Haemophilus influenzae tipe B adalah kuman penyebab UTAMA pneumonia
(radang paru) dan meningitis (radang selaput otak) pada anak kurang dari 5 tahun.
WHO menyatakan saat ini Hib merupakan penyebab dari 3 juta kasus meningitis dan
pneumonia di dunia, dengan 400.000 kematian setiap tahunnya. Di Indonesia
dilaporkan bahwa Hib di temukan pada 33% diantara kasus meningitis dan
bertanggung jawab terhadap 5-18% kejadian peumonia.
2) Jenis Vaksin
Vaksin Hib merupakan vaksin konjugat, artinya antigennya dikojugasikan
(digabung) dengan protein lain untuk meningkatkan kekuatannya. Di Indonesia ada
2 jenis vaksin :
a. PRP-OMP : konjugasi dengan protein luar di Nesisseria meningitis
b. PRP-TP : konjugasi dengan protein tetanus
Jenis Hib yang beredar di Indonesia adalah vaksin konjugasi dengan tetanus toksoid
(PRP-TP). Vaksin Hib ada yang berupa Hib tunggal artinya tidak digabung dengan
vaksin lain, misalnya Act-Hb dan Hiberix. Ada juga vaksin Hib yang di
kombinasikan dengan vaksin lain, misalnya digabung vaksin DPT, misalnya pediacel
dan Tetract-Hib. Vaksin kombinasi lebih di sukai karena mengurangi jumlah sutikan
pada anak
3) Jadwal
a. Vaksin Hib di berikan sejak umur 2 bulan
b. PRP-OMP diberikan 2 kali, PRP-TP diberikan 3 kali dengan jarak 2 bulan
c. Ulangan umumnya diberikan 1 tahun setelah suntikan terakhir
d. Vaksin tidak boleh diberikan sebelumbayi berumur 2 bulan karena bayi tersebut
belum dapat membentuk antibodi.
e. 1 dosis vaksin Hib berisi 0,5 ml, diberikan secara IM
f. Apabila anak datang pada umur 1-5 tahun, Hib hanya diberikan 1 kali
4) Cara Pemberian
Vaksin HiB dapat diberikan secara terpisah maupun kombinasi dengan vaksin lain.

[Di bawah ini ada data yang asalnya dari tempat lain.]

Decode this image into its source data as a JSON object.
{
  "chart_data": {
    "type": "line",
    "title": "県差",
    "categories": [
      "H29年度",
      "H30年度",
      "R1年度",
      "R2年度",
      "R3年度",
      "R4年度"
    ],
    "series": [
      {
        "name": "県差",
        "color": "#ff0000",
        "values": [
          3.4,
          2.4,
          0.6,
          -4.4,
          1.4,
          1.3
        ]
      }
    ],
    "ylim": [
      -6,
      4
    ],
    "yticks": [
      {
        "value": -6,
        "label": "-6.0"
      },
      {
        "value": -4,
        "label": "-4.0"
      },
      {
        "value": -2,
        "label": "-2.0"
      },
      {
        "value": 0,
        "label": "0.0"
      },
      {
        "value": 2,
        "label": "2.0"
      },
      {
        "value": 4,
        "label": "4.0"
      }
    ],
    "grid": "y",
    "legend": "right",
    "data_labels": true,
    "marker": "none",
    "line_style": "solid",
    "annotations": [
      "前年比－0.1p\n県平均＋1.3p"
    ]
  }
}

Cara pemberiannya disuntikkan di bagian paha kaki bayi.
5) Efek samping
Setelah di imunisasi HiB umumnya bayi tidak mengalami efek samping atau dampak
buruk yang berarti. Artinya efek imunisasi HiB yang ditimbulkan cukup ringan.
Kalau pun ada nyeri di bagian yang disuntik itu merupakan sesuatu yang wajar.

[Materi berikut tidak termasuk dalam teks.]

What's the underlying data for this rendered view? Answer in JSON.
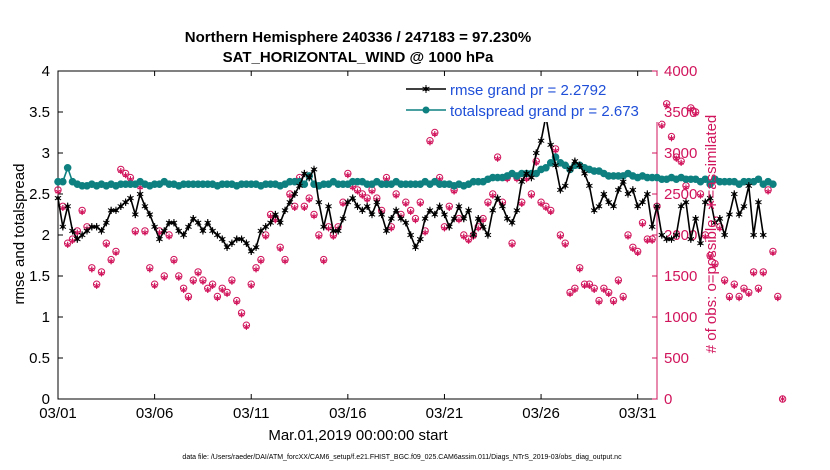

6) Indikasi dan kontra indikasi
HIB tidak boleh diberikan ada anak yang sakit atau kekebalannya sedang menurun
untuk menghindari efek samping yang mungkin terjadi.
Kontra indikasi dari pemberian HIB adalah anak yang hipersensitivitas terhadap
komponen vaksin, anak dengan riwayat kejang demam dan pana lebih dari 38 ◦C
atau gejala kelainan otak pada bayi baru lahir atau kelainan saraf.

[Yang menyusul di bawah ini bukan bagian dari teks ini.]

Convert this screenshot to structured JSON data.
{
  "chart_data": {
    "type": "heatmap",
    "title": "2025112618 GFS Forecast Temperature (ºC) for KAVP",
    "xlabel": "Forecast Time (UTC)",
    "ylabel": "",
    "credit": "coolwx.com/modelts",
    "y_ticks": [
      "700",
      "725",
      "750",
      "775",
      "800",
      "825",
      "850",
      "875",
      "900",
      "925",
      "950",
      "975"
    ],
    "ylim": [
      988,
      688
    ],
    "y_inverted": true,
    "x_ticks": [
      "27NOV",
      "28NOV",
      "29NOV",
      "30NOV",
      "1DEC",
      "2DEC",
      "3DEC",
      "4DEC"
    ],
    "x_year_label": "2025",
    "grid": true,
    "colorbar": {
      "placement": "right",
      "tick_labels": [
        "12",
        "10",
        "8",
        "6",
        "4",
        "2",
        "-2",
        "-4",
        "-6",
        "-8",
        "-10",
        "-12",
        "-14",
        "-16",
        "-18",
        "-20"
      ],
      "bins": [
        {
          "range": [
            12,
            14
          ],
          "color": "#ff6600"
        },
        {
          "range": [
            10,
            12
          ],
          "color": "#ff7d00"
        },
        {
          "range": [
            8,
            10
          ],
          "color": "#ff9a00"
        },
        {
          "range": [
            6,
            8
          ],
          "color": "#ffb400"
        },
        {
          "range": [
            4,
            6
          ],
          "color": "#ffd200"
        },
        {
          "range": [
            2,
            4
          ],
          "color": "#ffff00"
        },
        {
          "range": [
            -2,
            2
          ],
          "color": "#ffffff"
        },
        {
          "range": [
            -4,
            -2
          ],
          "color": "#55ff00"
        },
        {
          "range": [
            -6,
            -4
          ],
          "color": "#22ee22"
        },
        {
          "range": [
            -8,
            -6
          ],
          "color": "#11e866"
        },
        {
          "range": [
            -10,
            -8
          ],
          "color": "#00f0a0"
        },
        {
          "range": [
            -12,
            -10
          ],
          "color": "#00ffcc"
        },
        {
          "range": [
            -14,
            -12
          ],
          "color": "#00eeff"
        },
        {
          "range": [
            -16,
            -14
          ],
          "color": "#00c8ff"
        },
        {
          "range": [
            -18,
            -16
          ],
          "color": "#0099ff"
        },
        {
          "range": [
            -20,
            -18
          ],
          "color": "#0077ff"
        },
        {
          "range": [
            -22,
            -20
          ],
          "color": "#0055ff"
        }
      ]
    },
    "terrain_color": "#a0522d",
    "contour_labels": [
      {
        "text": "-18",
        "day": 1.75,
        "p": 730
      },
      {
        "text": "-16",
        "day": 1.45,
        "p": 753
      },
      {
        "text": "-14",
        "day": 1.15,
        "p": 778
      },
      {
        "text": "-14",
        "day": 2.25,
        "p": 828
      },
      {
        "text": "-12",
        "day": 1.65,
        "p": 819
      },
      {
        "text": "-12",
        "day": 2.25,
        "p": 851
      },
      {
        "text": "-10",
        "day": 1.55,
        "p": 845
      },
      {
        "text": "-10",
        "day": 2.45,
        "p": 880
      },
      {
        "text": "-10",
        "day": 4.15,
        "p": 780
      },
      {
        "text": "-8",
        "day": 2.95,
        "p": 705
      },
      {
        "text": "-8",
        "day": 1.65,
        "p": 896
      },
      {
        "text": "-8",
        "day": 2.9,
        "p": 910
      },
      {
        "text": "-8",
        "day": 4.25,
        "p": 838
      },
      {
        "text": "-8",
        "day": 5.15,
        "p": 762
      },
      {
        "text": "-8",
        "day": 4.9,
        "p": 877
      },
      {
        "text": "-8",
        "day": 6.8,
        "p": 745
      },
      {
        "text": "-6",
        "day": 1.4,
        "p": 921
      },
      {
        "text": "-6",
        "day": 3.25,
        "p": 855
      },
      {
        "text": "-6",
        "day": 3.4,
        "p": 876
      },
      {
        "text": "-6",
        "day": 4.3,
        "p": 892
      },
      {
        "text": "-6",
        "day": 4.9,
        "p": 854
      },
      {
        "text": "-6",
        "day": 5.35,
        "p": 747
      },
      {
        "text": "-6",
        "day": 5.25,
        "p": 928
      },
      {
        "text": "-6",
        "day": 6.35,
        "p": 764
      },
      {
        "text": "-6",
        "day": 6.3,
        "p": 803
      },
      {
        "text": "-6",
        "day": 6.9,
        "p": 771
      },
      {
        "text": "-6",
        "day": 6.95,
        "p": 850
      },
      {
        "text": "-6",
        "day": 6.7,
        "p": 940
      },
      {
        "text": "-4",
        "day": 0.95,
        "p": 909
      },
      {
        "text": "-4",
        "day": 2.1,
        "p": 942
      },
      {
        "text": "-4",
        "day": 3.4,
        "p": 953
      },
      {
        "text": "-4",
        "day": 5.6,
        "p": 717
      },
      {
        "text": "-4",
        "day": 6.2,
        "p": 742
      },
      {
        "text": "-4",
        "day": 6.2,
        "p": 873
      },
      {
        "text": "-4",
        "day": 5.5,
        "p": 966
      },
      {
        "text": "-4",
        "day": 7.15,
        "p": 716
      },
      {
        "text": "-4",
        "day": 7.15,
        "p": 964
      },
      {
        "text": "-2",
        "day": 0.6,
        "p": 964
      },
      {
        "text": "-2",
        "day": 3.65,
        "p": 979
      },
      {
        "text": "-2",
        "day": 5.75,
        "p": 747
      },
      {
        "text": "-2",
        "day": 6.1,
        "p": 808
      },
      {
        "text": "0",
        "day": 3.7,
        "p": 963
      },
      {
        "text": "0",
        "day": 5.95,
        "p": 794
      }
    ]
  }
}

Kondisi dimana imunisasi tidak dapat diberikan:
- Sakit berat dan akut; Demam tinggi;
- Reaksi alergi yang berat atau reaksi anafilaktik;
Bila anak menderita gangguan sistem imun berat (sedang menjalani terapi steroid
jangka lama, HIV) tidak boleh diberi vaksin.
g. Imunisasi Pentavalen
Kementerian Kesehatan Republik Indonesia mencanangkan program imunisasi
baru dengan pemberian vaksin pentavalent untuk balita mulai usia dua bulan. Dengan
vaksin pentavalen ini, maka dalam sekali pemberian vaksin, setiap balita dapat tercegah
dari lima penyakit sekaligus yaitu penyakit Difteri, Tetanus, Pertusis (batuk
rejan), Hepatitis B dan penyakit akibat infeksi oleh Haemophylus influenza tipe B
(HiB). Penggabungan lima antigen ini dimungkinkan karena jadwal pemberian kelima
antigen itu sama, yaitu pada saat bayi berusia dua bulan, tiga bulan dan empat bulan.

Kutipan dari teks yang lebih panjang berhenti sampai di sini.